The purpose of the process is to identify possible duplicate patient records within a patient database by finding records with matching identifying data elements and scoring them based on the number and quality of matching elements. Data elements that are more prone to unique identification such as social security numbers would carry higher scores while elements that could be shared such as names and dates of birth would score lower. The composite scores should dictate the likelihood that an actual duplicate record has been found. The process will produce a temporary table which will be replaced with each run. This table will contain a row for each matching data element with identifiers linking to each original patient record. Any given match candidate could contain several rows as there would be a number of elements that match for records that were duplicates.
The process begins by building supplemental indexes on the patient table. The indexes are vital to optimizing execution time of the process given the size of the patient database. Other implementations may not require supplemental indexes.
The next step is to rebuild the temp table. This is done by clearing the table and running a series of matching queries to identify matching elements and appending them to the temp table along with the identifying patient ids and match scores. The matches are identified by utilizing a view which self joins the patient data producing a “square” of the patient data exposing the fields which will be checked for matches. The view also contains fields which output the value of each possible match. So any change to the scoring is made by altering the view. Each append query is run against this view filtering by the fields being matched. In the append query the score value for the field match is obtained from the aforementioned field.

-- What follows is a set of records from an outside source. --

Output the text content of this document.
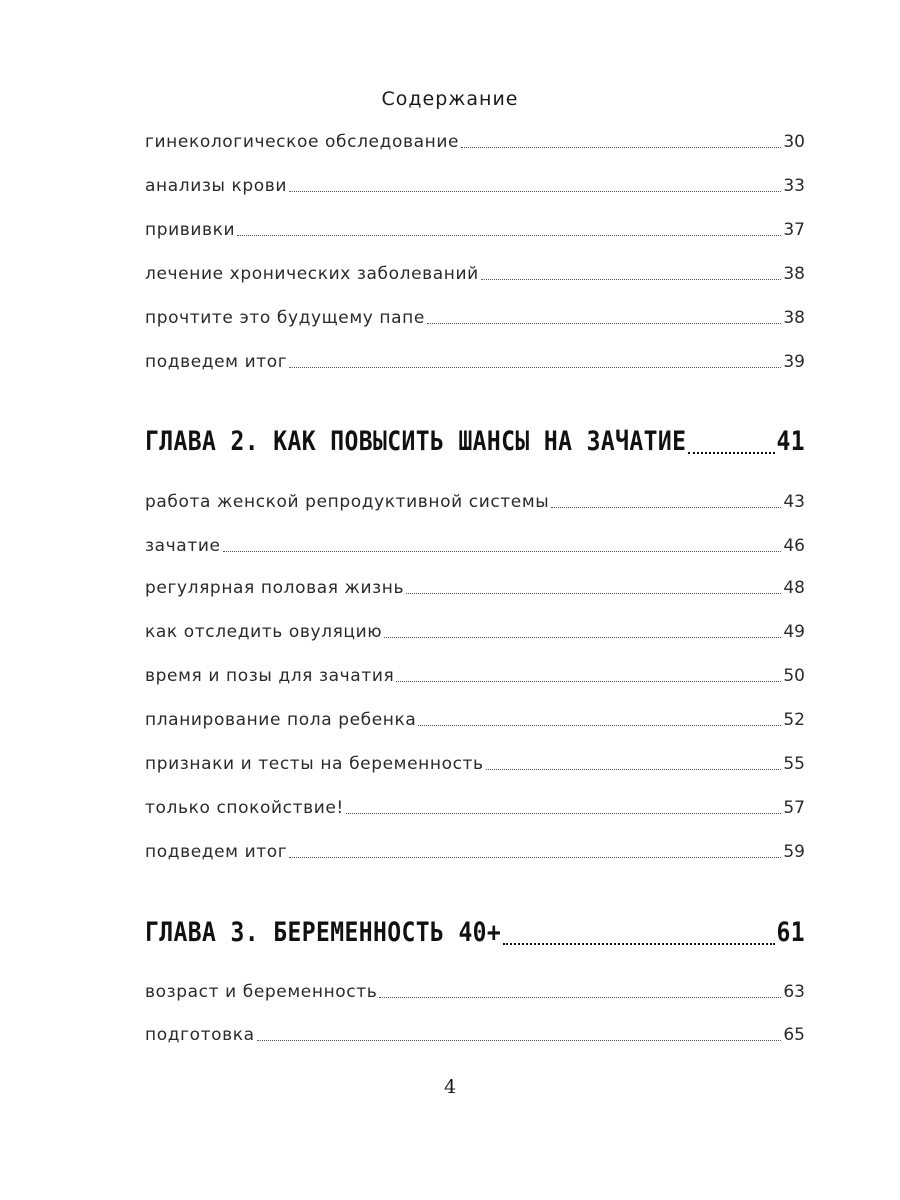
Содержание
гинекологическое обследование	30
анализы крови	33
прививки	37
лечение хронических заболеваний	38
прочтите это будущему папе	38
подведем итог	39
ГЛАВА 2. КАК ПОВЫСИТЬ ШАНСЫ НА ЗАЧАТИЕ	41
работа женской репродуктивной системы	43
зачатие	46
регулярная половая жизнь	48
как отследить овуляцию	49
время и позы для зачатия	50
планирование пола ребенка	52
признаки и тесты на беременность	55
только спокойствие!	57
подведем итог	59
ГЛАВА 3. БЕРЕМЕННОСТЬ 40+	61
возраст и беременность	63
подготовка	65
4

To improve performance we start with high quality matching field which produce fewer records but higher scoring fields. As we progress to less reliable matching candidates, we target the duplicate search to only check candidates that have already compiled a score above a threshold that would indicate a possible legitimate match. A view that aggregates the current match scores is used to accomplish this.

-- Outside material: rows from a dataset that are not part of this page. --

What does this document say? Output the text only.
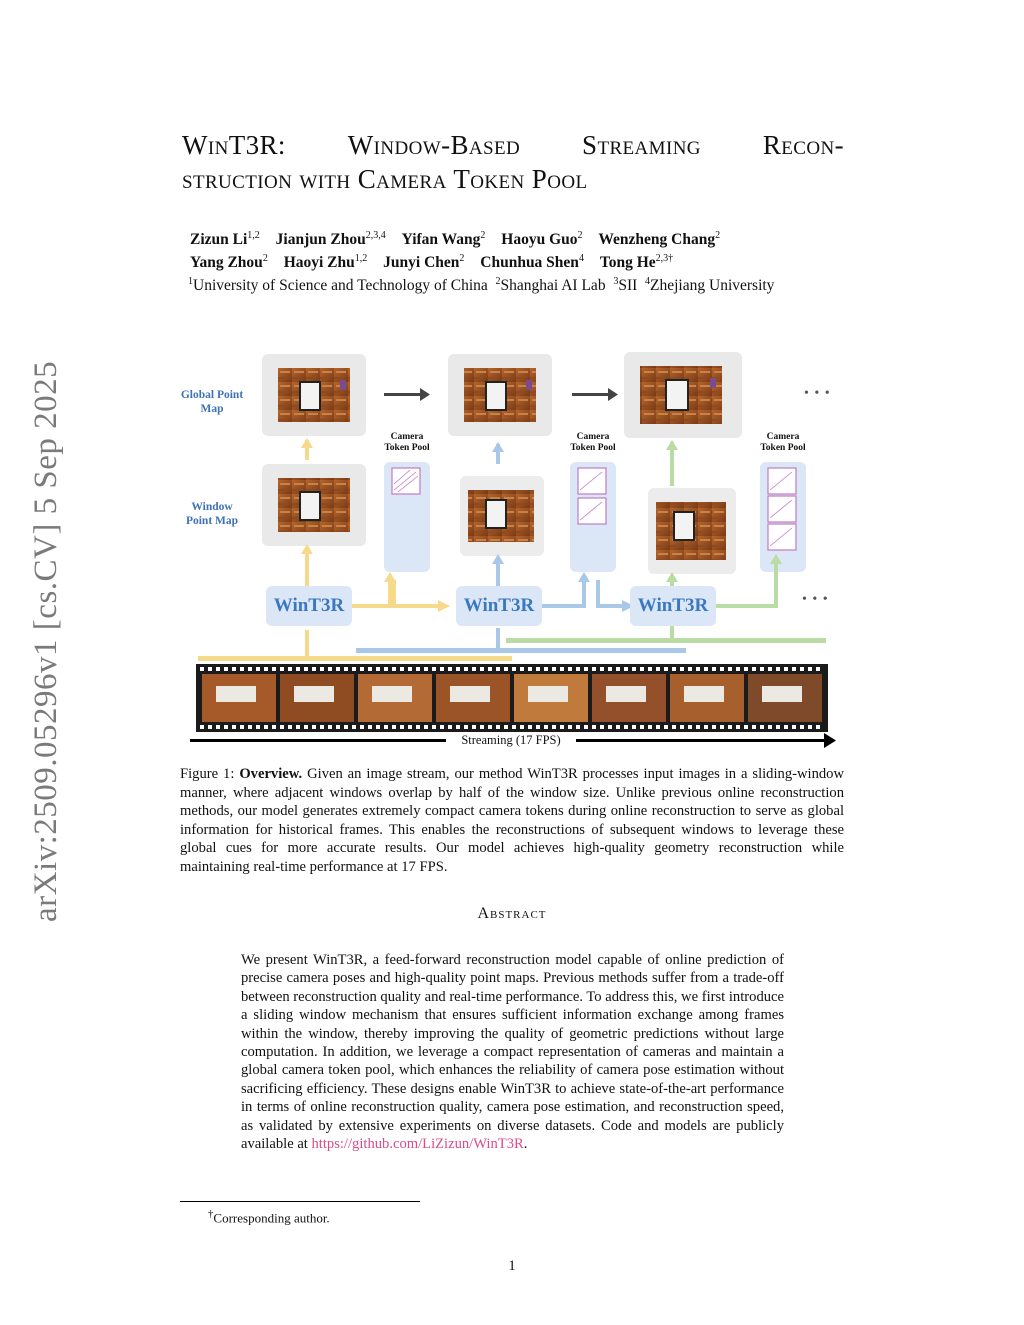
arXiv:2509.05296v1 [cs.CV] 5 Sep 2025
WinT3R: Window-Based Streaming Recon-
struction with Camera Token Pool
Zizun Li$^{1,2}$ Jianjun Zhou$^{2,3,4}$ Yifan Wang$^2$ Haoyu Guo$^2$ Wenzheng Chang$^2$
Yang Zhou$^2$ Haoyi Zhu$^{1,2}$ Junyi Chen$^2$ Chunhua Shen$^4$ Tong $He^{2,3\dagger}$
$^1$University of Science and Technology of China $^2$Shanghai AI Lab $^3$SII $^4$Zhejiang University
Global Point Map
Window Point Map
Camera Token Pool
Camera Token Pool
Camera Token Pool
WinT3R	WinT3R	WinT3R
• • •
• • •
Streaming (17 FPS)
Figure 1: Overview. Given an image stream, our method WinT3R processes input images in a sliding-window manner, where adjacent windows overlap by half of the window size. Unlike previous online reconstruction methods, our model generates extremely compact camera tokens during online reconstruction to serve as global information for historical frames. This enables the reconstructions of subsequent windows to leverage these global cues for more accurate results. Our model achieves high-quality geometry reconstruction while maintaining real-time performance at 17 FPS.
Abstract
We present WinT3R, a feed-forward reconstruction model capable of online prediction of precise camera poses and high-quality point maps. Previous methods suffer from a trade-off between reconstruction quality and real-time performance. To address this, we first introduce a sliding window mechanism that ensures sufficient information exchange among frames within the window, thereby improving the quality of geometric predictions without large computation. In addition, we leverage a compact representation of cameras and maintain a global camera token pool, which enhances the reliability of camera pose estimation without sacrificing efficiency. These designs enable WinT3R to achieve state-of-the-art performance in terms of online reconstruction quality, camera pose estimation, and reconstruction speed, as validated by extensive experiments on diverse datasets. Code and models are publicly available at https://github.com/LiZizun/WinT3R.
†Corresponding author.
1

For example, matching zip codes would produce billions of records but we filter by matching the candidates with candidates that have already been identified by other criteria and have obtained a minimal score. This improves the quality of match identification without writing extraneous records to our table.
After the temp table is completed, another view can be used to identify and rank the quality of potential patient duplicates. A report can be produced from this view by linking to both patient records filtering the list to scores above a determined threshold. The cutoff can be tweaked if a more reliable cutoff is determined.
The optimization techniques applied here significantly reduced run time for the process. A process that could have taken over an hour will run in under a minute.